On ABC radio this morning I described to the minister that the NBN business plan as the scariest business plan that I had ever seen. It is impossible to go into detail as we were not supplied with many facts, the actual business model from which to test the assumptions let alone a cost benefit analysis.
The first major issue is the length of time for the investment to reach a return of 7.0% is 30 years. Business models normally have a three-year period for projections and then years 4-5 are purely estimates to give a longer view. The NBN estimates that after 10 years build Capex will $35.9 billion, Opex another $21.8 billion for a total of $57.7 billion and with revenue of only $20.9 billion it will be $36.9 billion in the red. Even on the most optimistic of assumptions the plan does not expect the NBN to become EBIT positive for 10 years until 2020 and most of the return has to be made in the latter part of the 30 years.
It is interesting that the report itself make no delusions to being a business model with the title Corporate Plan 2011-2013 but then paradoxically goes on to project out for 30 years to 2040. Forecasting costs is a perilous exercise in the short term but highly unreliable for the 10 years of the build. The plan highlights this point at the beginning warning of an “economy wide shortage of available construction resources at an acceptable cost … in particular the overall market demand for labour.” This plan was partly a response to the GFC and the need for stimulus and employment but with Australia now at near full employment cost pressures will build. The mining industry for example has problems attracting workers in remote areas and yet much of the NBN build will be in regional areas requiring substantial labour supply and the danger of significant cost blow outs.
Again the plan points out that it does not include expenditure on public policy objectives in the areas of health, education and community services, which is where the US is placing most of its financial investment but will be additional government outlay in Australia.
The POI increasing from 14 to 120 after criticism from the ACCC added to reducing the returns but that has been well covered elsewhere. There are many other shortcomings such as unproven demand for more costly high-speed services, the size of the 2011 number of residential homes varies from the ABS and the TV households, the results of the Tasmanian test market, the use of cable DOICSIS or RFoG and the structure of funding that we do not have time for here.

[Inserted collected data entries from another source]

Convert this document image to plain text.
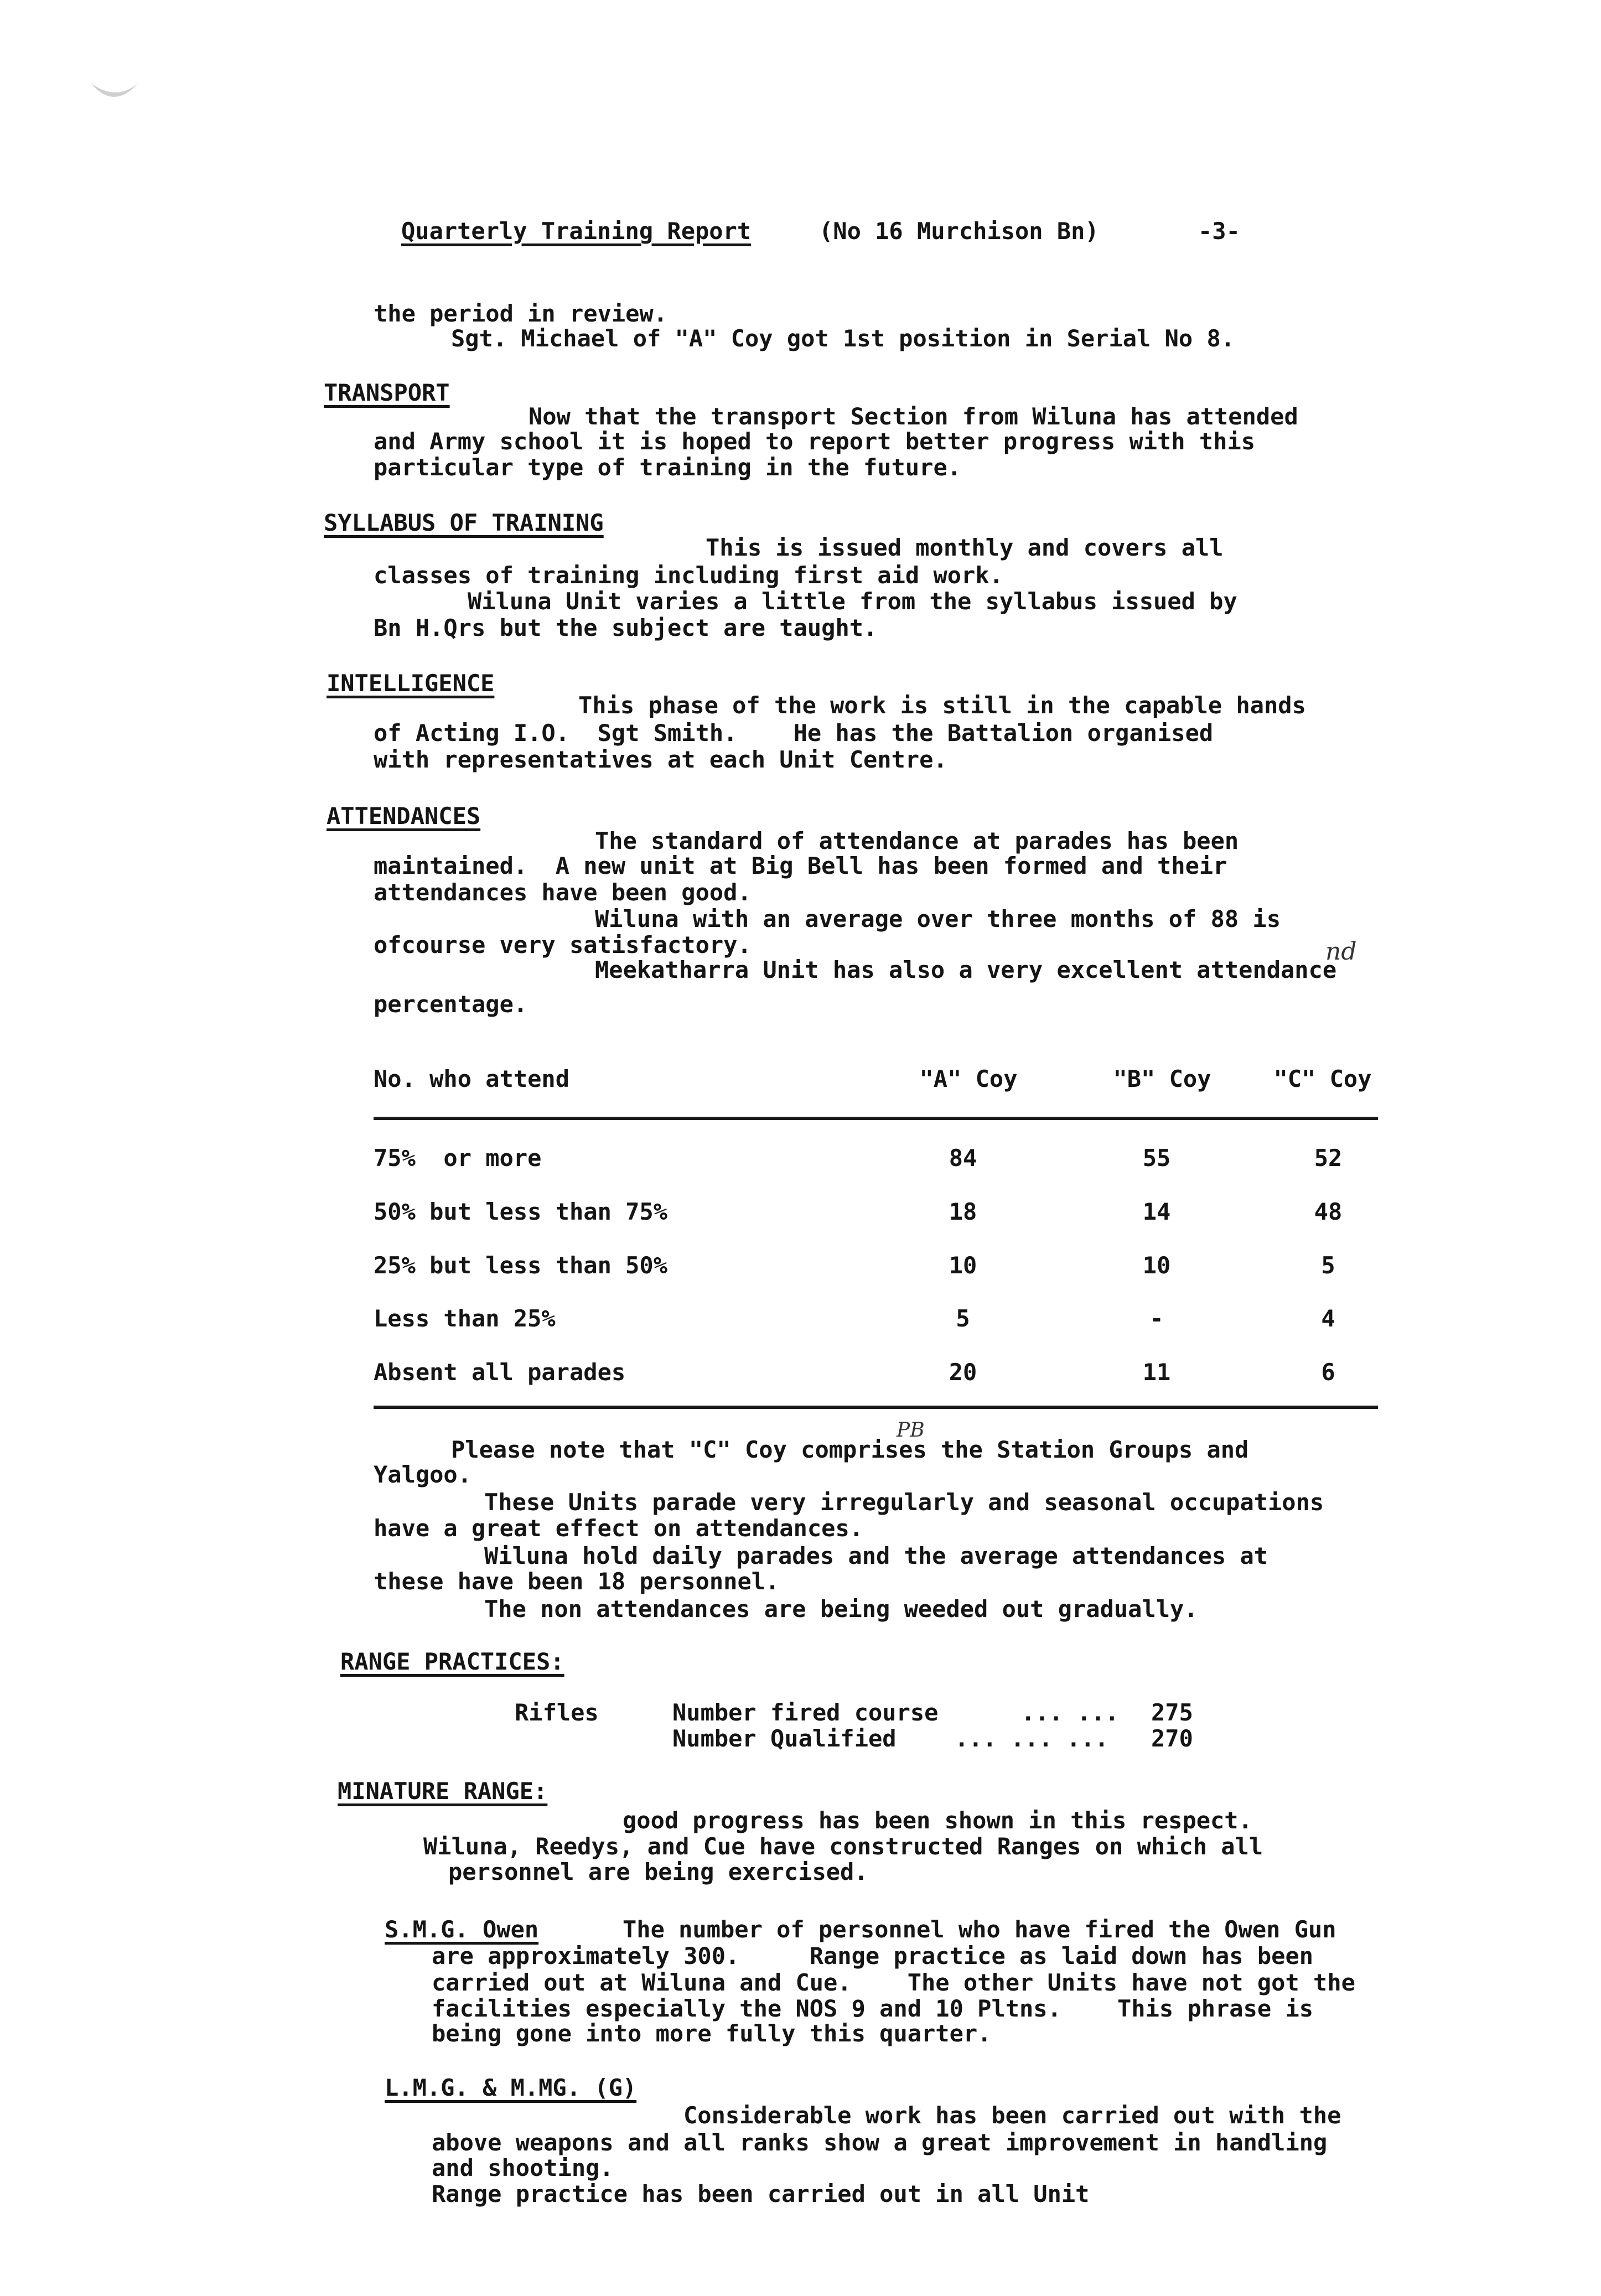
Quarterly Training Report	(No 16 Murchison Bn)	-3-
the period in review.
Sgt. Michael of "A" Coy got 1st position in Serial No 8.
TRANSPORT
Now that the transport Section from Wiluna has attended
and Army school it is hoped to report better progress with this
particular type of training in the future.
SYLLABUS OF TRAINING
This is issued monthly and covers all
classes of training including first aid work.
Wiluna Unit varies a little from the syllabus issued by
Bn H.Qrs but the subject are taught.
INTELLIGENCE
This phase of the work is still in the capable hands
of Acting I.O.  Sgt Smith.    He has the Battalion organised
with representatives at each Unit Centre.
ATTENDANCES
The standard of attendance at parades has been
maintained.  A new unit at Big Bell has been formed and their
attendances have been good.
Wiluna with an average over three months of 88 is
ofcourse very satisfactory.	nd
Meekatharra Unit has also a very excellent attendance
percentage.
No. who attend	"A" Coy	"B" Coy	"C" Coy
75%  or more	84	55	52
50% but less than 75%	18	14	48
25% but less than 50%	10	10	5
Less than 25%	5	-	4
Absent all parades	20	11	6
PB
Please note that "C" Coy comprises the Station Groups and
Yalgoo.
These Units parade very irregularly and seasonal occupations
have a great effect on attendances.
Wiluna hold daily parades and the average attendances at
these have been 18 personnel.
The non attendances are being weeded out gradually.
RANGE PRACTICES:
Rifles	Number fired course	... ... 275
Number Qualified	... ... ... 270
MINATURE RANGE:
good progress has been shown in this respect.
Wiluna, Reedys, and Cue have constructed Ranges on which all
personnel are being exercised.
S.M.G. Owen	The number of personnel who have fired the Owen Gun
are approximately 300.     Range practice as laid down has been
carried out at Wiluna and Cue.    The other Units have not got the
facilities especially the NOS 9 and 10 Pltns.    This phrase is
being gone into more fully this quarter.
L.M.G. & M.MG. (G)
Considerable work has been carried out with the
above weapons and all ranks show a great improvement in handling
and shooting.
Range practice has been carried out in all Unit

The plan is totally reliant on the government quashing any competition such as Optus from upgrading its HFC system in Sydney, Melbourne and Brisbane and cherry picking the low cost but high revenue households and businesses.
The elephant in the room could be the public demand for wireless and in particular for mobility with laptops, smart phones and tablets such as the iPad. The plan acknowledges that in a short period residential wireless homes have grown to 13% but project that this will only rise to 16.3% by 2025 and incredulously to 16.4% in 2040. This is an area that Telstra, Optus and other telcos with 4G and LTE may provide highly effective opposition to the NBN and damaging to the corporate plan.
However, the plan does warn on many occasions that forecasts may prove to be unreliable and therefore be a substantial risk to the Corporate Plan but the minister avoids these issues.
No wonder the minister delayed releasing the plan until after the end of the parliamentary year and why he will never let it be exposed to a cost benefit analysis.